Un pur produit des années 80, chaleureux et ensoleillé, qui marqua les débuts remarqués de Lio au cinéma. Une curiosité à redécouvrir.
L’argument : Ferdinand, trente ans, scénariste et metteur en scène, est engagé par un producteur pour faire un film sur son enfance : l’aventure d’un petit garçon « qui fait du cinéma pour la première fois ».
Mais il a la tête ailleurs : Elsa vient de le quitter. Comment la rattraper ? En lui écrivant un rôle, quitte à devoir la faire jouer par une autre actrice.
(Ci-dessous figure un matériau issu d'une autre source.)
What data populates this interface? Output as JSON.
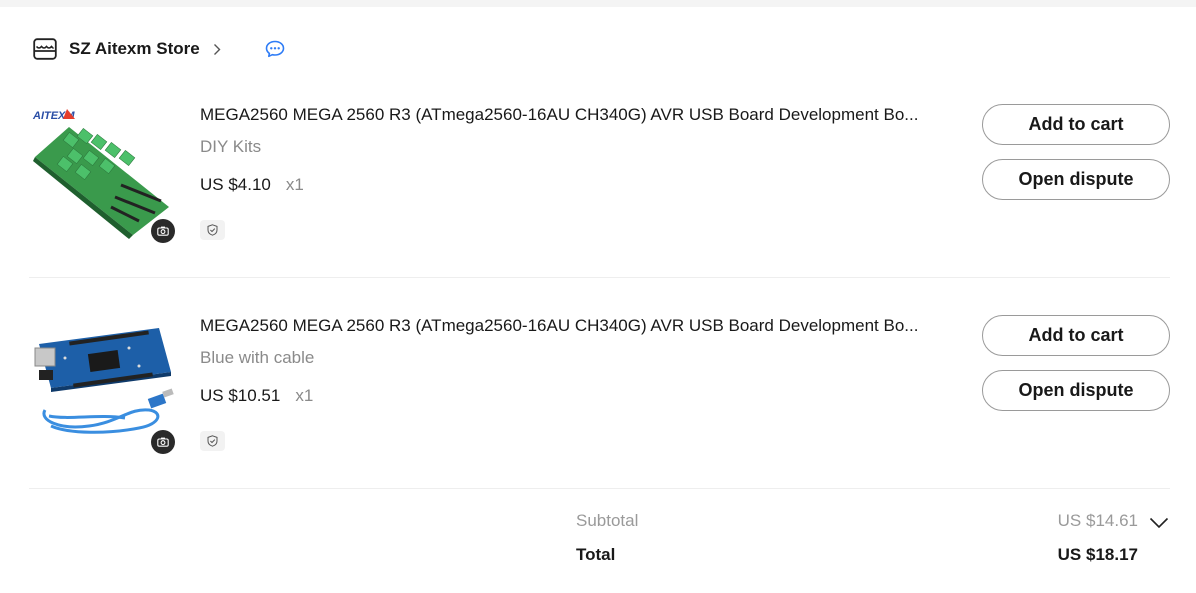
{
  "store": {
    "name": "SZ Aitexm Store",
    "icons": {
      "store": "store-icon",
      "chevron": "chevron-right-icon",
      "chat": "chat-icon"
    }
  },
  "items": [
    {
      "title": "MEGA2560 MEGA 2560 R3 (ATmega2560-16AU CH340G) AVR USB Board Development Bo...",
      "variant": "DIY Kits",
      "price": "US $4.10",
      "qty": "x1",
      "thumb_logo": "AITEXM",
      "add_to_cart": "Add to cart",
      "open_dispute": "Open dispute"
    },
    {
      "title": "MEGA2560 MEGA 2560 R3 (ATmega2560-16AU CH340G) AVR USB Board Development Bo...",
      "variant": "Blue with cable",
      "price": "US $10.51",
      "qty": "x1",
      "add_to_cart": "Add to cart",
      "open_dispute": "Open dispute"
    }
  ],
  "summary": {
    "subtotal_label": "Subtotal",
    "subtotal_value": "US $14.61",
    "total_label": "Total",
    "total_value": "US $18.17"
  },
  "colors": {
    "accent": "#2e7cf6",
    "text": "#191919",
    "muted": "#8a8a8a",
    "border": "#9a9a9a"
  }
}
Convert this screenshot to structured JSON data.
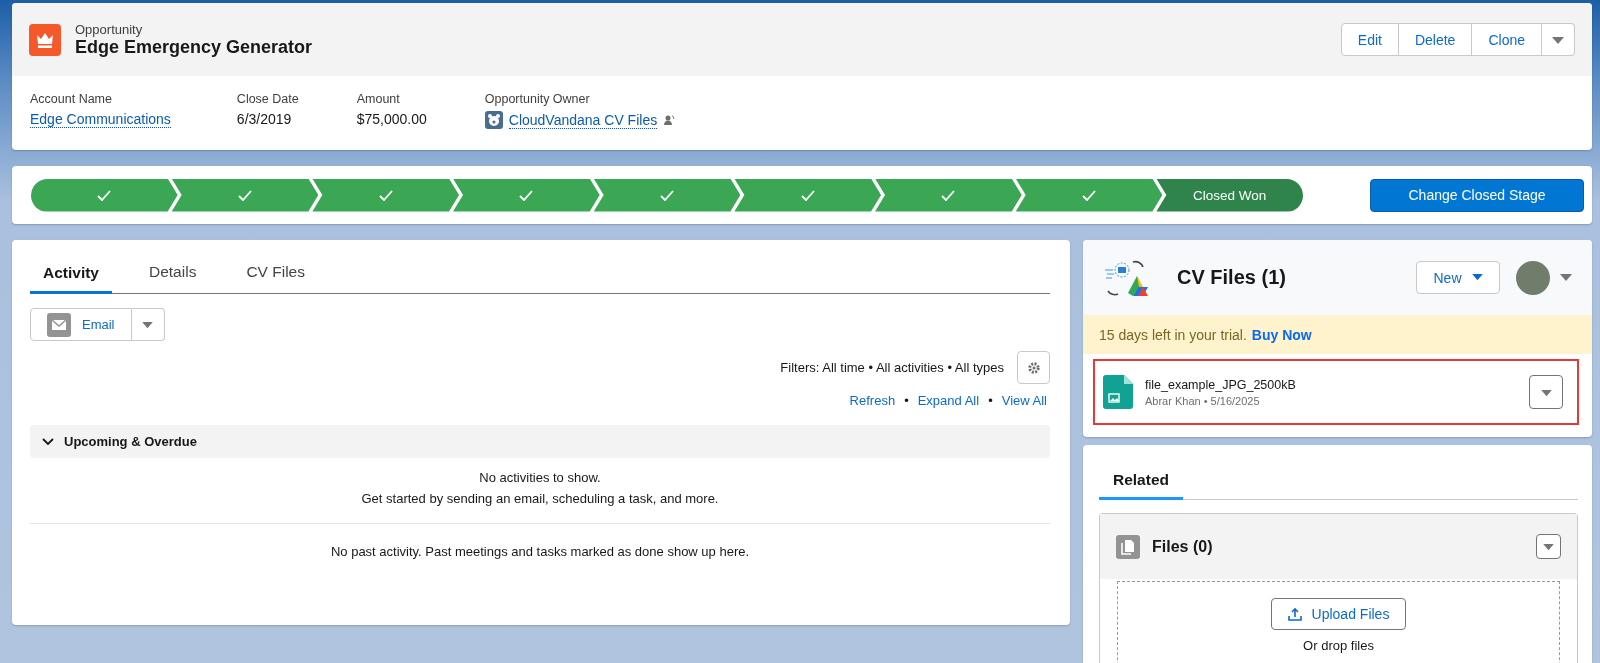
{
  "record": {
    "type": "Opportunity",
    "title": "Edge Emergency Generator",
    "actions": [
      "Edit",
      "Delete",
      "Clone"
    ],
    "fields": [
      {
        "label": "Account Name",
        "value": "Edge Communications",
        "kind": "link"
      },
      {
        "label": "Close Date",
        "value": "6/3/2019",
        "kind": "text"
      },
      {
        "label": "Amount",
        "value": "$75,000.00",
        "kind": "text"
      },
      {
        "label": "Opportunity Owner",
        "value": "CloudVandana CV Files",
        "kind": "user"
      }
    ]
  },
  "path": {
    "stages": [
      {
        "kind": "complete"
      },
      {
        "kind": "complete"
      },
      {
        "kind": "complete"
      },
      {
        "kind": "complete"
      },
      {
        "kind": "complete"
      },
      {
        "kind": "complete"
      },
      {
        "kind": "complete"
      },
      {
        "kind": "complete"
      },
      {
        "kind": "current",
        "label": "Closed Won"
      }
    ],
    "button": "Change Closed Stage"
  },
  "tabs": [
    {
      "label": "Activity",
      "selected": true
    },
    {
      "label": "Details",
      "selected": false
    },
    {
      "label": "CV Files",
      "selected": false
    }
  ],
  "activity": {
    "email_button": "Email",
    "filters": "Filters: All time • All activities • All types",
    "links": [
      "Refresh",
      "Expand All",
      "View All"
    ],
    "link_separator": "•",
    "section": {
      "title": "Upcoming & Overdue",
      "expanded": true,
      "empty": [
        "No activities to show.",
        "Get started by sending an email, scheduling a task, and more."
      ]
    },
    "past": "No past activity. Past meetings and tasks marked as done show up here."
  },
  "cv_files": {
    "title": "CV Files (1)",
    "new_button": "New",
    "trial": {
      "text": "15 days left in your trial.",
      "link": "Buy Now"
    },
    "files": [
      {
        "name": "file_example_JPG_2500kB",
        "meta": "Abrar Khan • 5/16/2025",
        "highlighted": true
      }
    ]
  },
  "related": {
    "tab": "Related",
    "files": {
      "title": "Files (0)",
      "upload": "Upload Files",
      "drop": "Or drop files"
    }
  }
}
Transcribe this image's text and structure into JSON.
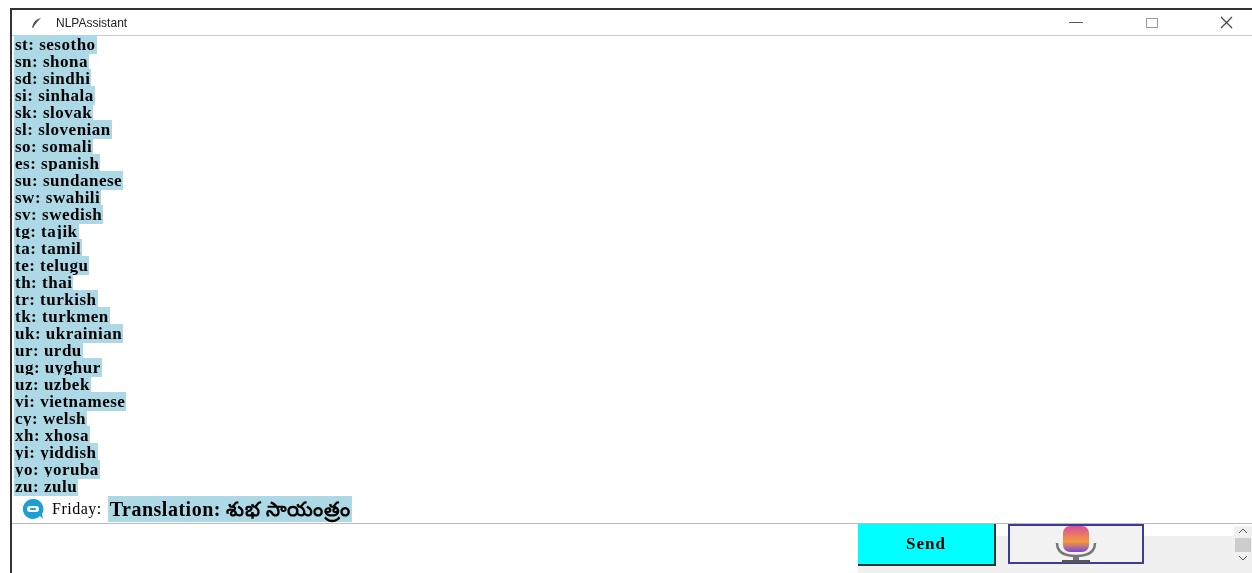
{
  "window": {
    "title": "NLPAssistant"
  },
  "languages": [
    "st: sesotho",
    "sn: shona",
    "sd: sindhi",
    "si: sinhala",
    "sk: slovak",
    "sl: slovenian",
    "so: somali",
    "es: spanish",
    "su: sundanese",
    "sw: swahili",
    "sv: swedish",
    "tg: tajik",
    "ta: tamil",
    "te: telugu",
    "th: thai",
    "tr: turkish",
    "tk: turkmen",
    "uk: ukrainian",
    "ur: urdu",
    "ug: uyghur",
    "uz: uzbek",
    "vi: vietnamese",
    "cy: welsh",
    "xh: xhosa",
    "yi: yiddish",
    "yo: yoruba",
    "zu: zulu"
  ],
  "reply": {
    "sender": "Friday:",
    "text": "Translation: శుభ సాయంత్రం"
  },
  "send_button": "Send"
}
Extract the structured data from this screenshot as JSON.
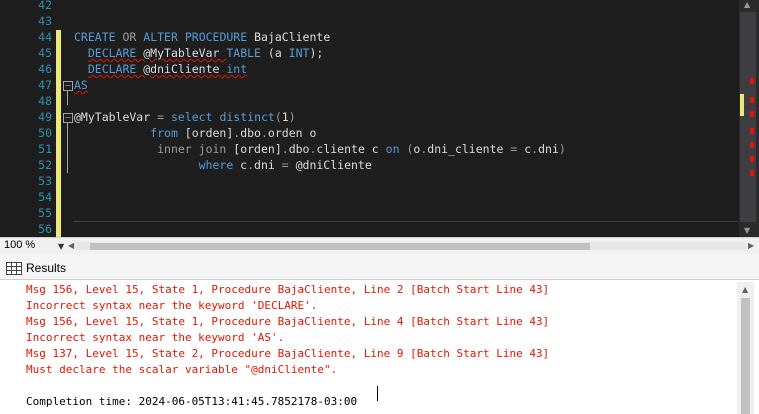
{
  "editor": {
    "line_numbers": [
      "42",
      "43",
      "44",
      "45",
      "46",
      "47",
      "48",
      "49",
      "50",
      "51",
      "52",
      "53",
      "54",
      "55",
      "56"
    ],
    "lines": [
      {
        "id": "l44",
        "parts": [
          [
            "kw",
            "CREATE"
          ],
          [
            "txt",
            " "
          ],
          [
            "gr",
            "OR"
          ],
          [
            "txt",
            " "
          ],
          [
            "kw",
            "ALTER"
          ],
          [
            "txt",
            " "
          ],
          [
            "kw",
            "PROCEDURE"
          ],
          [
            "txt",
            " BajaCliente"
          ]
        ]
      },
      {
        "id": "l45",
        "parts": [
          [
            "txt",
            "  "
          ],
          [
            "kw",
            "DECLARE"
          ],
          [
            "txt",
            " @MyTableVar "
          ],
          [
            "kw",
            "TABLE"
          ],
          [
            "txt",
            " (a "
          ],
          [
            "kw",
            "INT"
          ],
          [
            "txt",
            ");"
          ]
        ]
      },
      {
        "id": "l46",
        "parts": [
          [
            "txt",
            "  "
          ],
          [
            "kw",
            "DECLARE"
          ],
          [
            "txt",
            " @dniCliente "
          ],
          [
            "kw",
            "int"
          ]
        ]
      },
      {
        "id": "l47",
        "parts": [
          [
            "kw",
            "AS"
          ]
        ]
      },
      {
        "id": "l49",
        "parts": [
          [
            "txt",
            "@MyTableVar "
          ],
          [
            "gr",
            "="
          ],
          [
            "txt",
            " "
          ],
          [
            "kw",
            "select"
          ],
          [
            "txt",
            " "
          ],
          [
            "kw",
            "distinct"
          ],
          [
            "gr",
            "("
          ],
          [
            "txt",
            "1"
          ],
          [
            "gr",
            ")"
          ]
        ]
      },
      {
        "id": "l50",
        "parts": [
          [
            "txt",
            "           "
          ],
          [
            "kw",
            "from"
          ],
          [
            "txt",
            " [orden]"
          ],
          [
            "gr",
            "."
          ],
          [
            "txt",
            "dbo"
          ],
          [
            "gr",
            "."
          ],
          [
            "txt",
            "orden o"
          ]
        ]
      },
      {
        "id": "l51",
        "parts": [
          [
            "txt",
            "            "
          ],
          [
            "gr",
            "inner"
          ],
          [
            "txt",
            " "
          ],
          [
            "gr",
            "join"
          ],
          [
            "txt",
            " [orden]"
          ],
          [
            "gr",
            "."
          ],
          [
            "txt",
            "dbo"
          ],
          [
            "gr",
            "."
          ],
          [
            "txt",
            "cliente c "
          ],
          [
            "kw",
            "on"
          ],
          [
            "txt",
            " "
          ],
          [
            "gr",
            "("
          ],
          [
            "txt",
            "o"
          ],
          [
            "gr",
            "."
          ],
          [
            "txt",
            "dni_cliente "
          ],
          [
            "gr",
            "="
          ],
          [
            "txt",
            " c"
          ],
          [
            "gr",
            "."
          ],
          [
            "txt",
            "dni"
          ],
          [
            "gr",
            ")"
          ]
        ]
      },
      {
        "id": "l52",
        "parts": [
          [
            "txt",
            "                  "
          ],
          [
            "kw",
            "where"
          ],
          [
            "txt",
            " c"
          ],
          [
            "gr",
            "."
          ],
          [
            "txt",
            "dni "
          ],
          [
            "gr",
            "="
          ],
          [
            "txt",
            " @dniCliente"
          ]
        ]
      }
    ]
  },
  "zoom": {
    "value": "100 %"
  },
  "results_tab": {
    "label": "Results"
  },
  "messages": [
    {
      "type": "err",
      "text": "Msg 156, Level 15, State 1, Procedure BajaCliente, Line 2 [Batch Start Line 43]"
    },
    {
      "type": "err",
      "text": "Incorrect syntax near the keyword 'DECLARE'."
    },
    {
      "type": "err",
      "text": "Msg 156, Level 15, State 1, Procedure BajaCliente, Line 4 [Batch Start Line 43]"
    },
    {
      "type": "err",
      "text": "Incorrect syntax near the keyword 'AS'."
    },
    {
      "type": "err",
      "text": "Msg 137, Level 15, State 2, Procedure BajaCliente, Line 9 [Batch Start Line 43]"
    },
    {
      "type": "err",
      "text": "Must declare the scalar variable \"@dniCliente\"."
    },
    {
      "type": "blank",
      "text": ""
    },
    {
      "type": "norm",
      "text": "Completion time: 2024-06-05T13:41:45.7852178-03:00"
    }
  ],
  "colors": {
    "keyword": "#569cd6",
    "line_number": "#2b91af",
    "error": "#e51400",
    "change_marker": "#ebe97a"
  }
}
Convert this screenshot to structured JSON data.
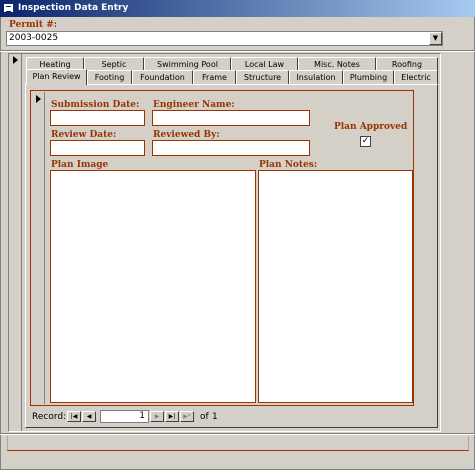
{
  "window": {
    "title": "Inspection Data Entry"
  },
  "header": {
    "permit_label": "Permit #:",
    "permit_value": "2003-0025"
  },
  "tabs": {
    "row_back": [
      "Heating",
      "Septic",
      "Swimming Pool",
      "Local Law",
      "Misc. Notes",
      "Roofing"
    ],
    "row_front": [
      "Plan Review",
      "Footing",
      "Foundation",
      "Frame",
      "Structure",
      "Insulation",
      "Plumbing",
      "Electric"
    ],
    "active": "Plan Review"
  },
  "plan_review": {
    "submission_date_label": "Submission Date:",
    "submission_date_value": "",
    "engineer_name_label": "Engineer Name:",
    "engineer_name_value": "",
    "review_date_label": "Review Date:",
    "review_date_value": "",
    "reviewed_by_label": "Reviewed By:",
    "reviewed_by_value": "",
    "plan_approved_label": "Plan Approved",
    "plan_approved_checked": true,
    "plan_image_label": "Plan Image",
    "plan_notes_label": "Plan Notes:"
  },
  "record_nav": {
    "label": "Record:",
    "current": "1",
    "of_label": "of",
    "total": "1"
  },
  "icons": {
    "record_selector": "record-selector-triangle",
    "dropdown": "chevron-down",
    "first": "first-record",
    "prev": "previous-record",
    "next": "next-record",
    "last": "last-record",
    "new": "new-record",
    "check": "checkmark"
  }
}
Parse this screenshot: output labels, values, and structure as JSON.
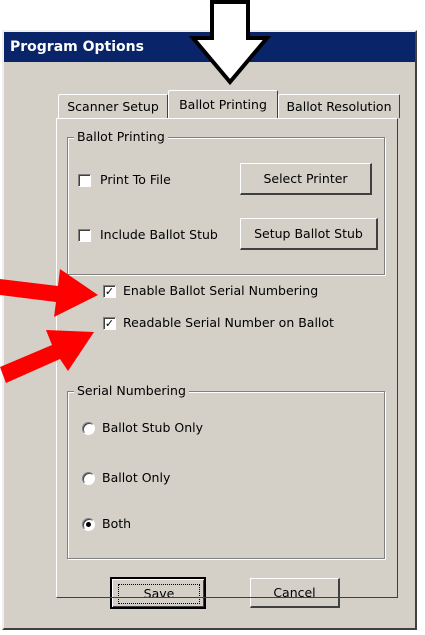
{
  "window": {
    "title": "Program Options"
  },
  "tabs": [
    {
      "label": "Scanner Setup",
      "active": false
    },
    {
      "label": "Ballot Printing",
      "active": true
    },
    {
      "label": "Ballot Resolution",
      "active": false
    }
  ],
  "ballot_printing_group": {
    "label": "Ballot Printing",
    "print_to_file": {
      "label": "Print To File",
      "checked": false
    },
    "include_ballot_stub": {
      "label": "Include Ballot Stub",
      "checked": false
    },
    "select_printer_button": "Select Printer",
    "setup_ballot_stub_button": "Setup Ballot Stub"
  },
  "enable_serial_numbering": {
    "label": "Enable Ballot Serial Numbering",
    "checked": true,
    "mark": "✓"
  },
  "readable_serial_number": {
    "label": "Readable Serial Number on Ballot",
    "checked": true,
    "mark": "✓"
  },
  "serial_numbering_group": {
    "label": "Serial Numbering",
    "options": [
      {
        "label": "Ballot Stub Only",
        "selected": false
      },
      {
        "label": "Ballot Only",
        "selected": false
      },
      {
        "label": "Both",
        "selected": true
      }
    ]
  },
  "buttons": {
    "save": "Save",
    "cancel": "Cancel"
  },
  "colors": {
    "titlebar": "#0a246a",
    "dialog_bg": "#d4d0c8",
    "annotation_arrow": "#ff0000"
  }
}
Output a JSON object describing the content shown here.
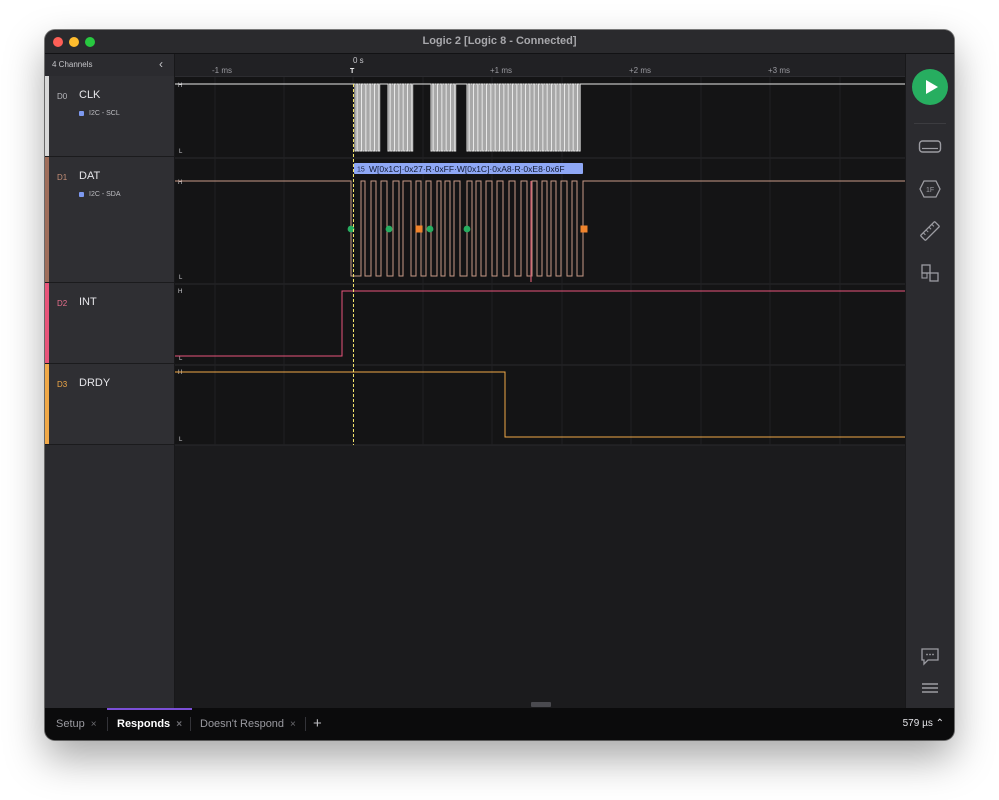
{
  "window": {
    "title": "Logic 2 [Logic 8 - Connected]"
  },
  "sidebar": {
    "header": "4 Channels",
    "channels": [
      {
        "id": "D0",
        "name": "CLK",
        "analyzer": "I2C - SCL",
        "color": "#e0e0e0",
        "num_color": "#b8b8bd"
      },
      {
        "id": "D1",
        "name": "DAT",
        "analyzer": "I2C - SDA",
        "color": "#9f6e5b",
        "num_color": "#c48f77"
      },
      {
        "id": "D2",
        "name": "INT",
        "analyzer": "",
        "color": "#e8557a",
        "num_color": "#e86f8d"
      },
      {
        "id": "D3",
        "name": "DRDY",
        "analyzer": "",
        "color": "#f1a948",
        "num_color": "#f1a948"
      }
    ]
  },
  "timeline": {
    "ticks": [
      "-1 ms",
      "0 s",
      "+1 ms",
      "+2 ms",
      "+3 ms"
    ],
    "trigger_label": "T",
    "high_label": "H",
    "low_label": "L"
  },
  "decode": {
    "index": "15",
    "text": "W[0x1C]·0x27·R·0xFF·W[0x1C]·0xA8·R·0xE8·0x6F"
  },
  "colors": {
    "clk": "#e8e8e8",
    "dat": "#c89a86",
    "int": "#e8557a",
    "drdy": "#f1a948",
    "decode_bg": "#8fa8f5",
    "start_marker": "#27ae60",
    "stop_marker": "#f0842c",
    "trigger": "#f3e46a"
  },
  "toolbar": {
    "tools": [
      "analyzers-icon",
      "extensions-icon",
      "measure-icon",
      "layout-icon"
    ],
    "bottom": [
      "comment-icon",
      "menu-icon"
    ]
  },
  "tabs": [
    {
      "label": "Setup",
      "active": false
    },
    {
      "label": "Responds",
      "active": true
    },
    {
      "label": "Doesn't Respond",
      "active": false
    }
  ],
  "status": {
    "time": "579 µs ⌃"
  }
}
Deux histoires qui vont bientôt n’en faire qu’une...
Notre avis : Malgré des critiques élogieuses, Elsa, Elsa allait connaître une carrière éclair dans nos salles en 1985. Les premiers pas au cinéma de Lio, juste avant de rencontrer Chantal Akerman pour sa comédie musicale Golden eighties, méritent pourtant le détour.
Cette comédie douce-amère et nostalgique, structurellement complexe, mêlant le temps de l’écriture à celui du tournage d’une autobiographie, le présent au passé, la réalité et la fiction le tout dans des décors glamour, remarquablement mis en valeur par des cadrages soignés, est un bel hommage au cinéma des années 60. Un cinéma lumineux et solaire dans des décors naturels splendides, mélange glorieux d’Hollywood et de Cinecitta. Elsa, Elsa est de surcroît un incroyable vivier de talents alors dans leur prime jeunesse, qui avaient l’avenir devant eux. Outre Lio, l’on retrouve François Cluzet, qui démarrait une carrière prometteuse, Catherine Frot, qui allait encore attendre quelques années avant de percer, Tom Novembre, l’autre chanteur de la bande, Christine Pascal et un Jean-Pierre Daroussin à la coupe de cheveux improbable. Un joli coup de maître pour le cinéaste Didier Haudepin qui à ce jour n’a réalisé que trois films en trente ans (les deux autres étant Paco L’infaillible en 1979 et Le plus bel âge en 1995).
Le DVD
Les suppléments
Une bande annonce d’époque constitue l’unique bonus de cette édition. Vu la richesse du casting, c’est bien dommage. Des interviews des comédiens, notamment de Lio, auraient été les bienvenues.
Image & son
Le DVD a des allures de VHS transposée ingratement sur une galette digitale. L’image est tantôt sombre, tantôt surexposée et les taches sont trop nombreuses pour satisfaire un dixième de nos exigences actuelles. Le son mono d’origine est indigent et les voix plutôt inaudibles. De bien piètres qualités techniques pour pouvoir redécouvrir cette rareté à sa juste valeur.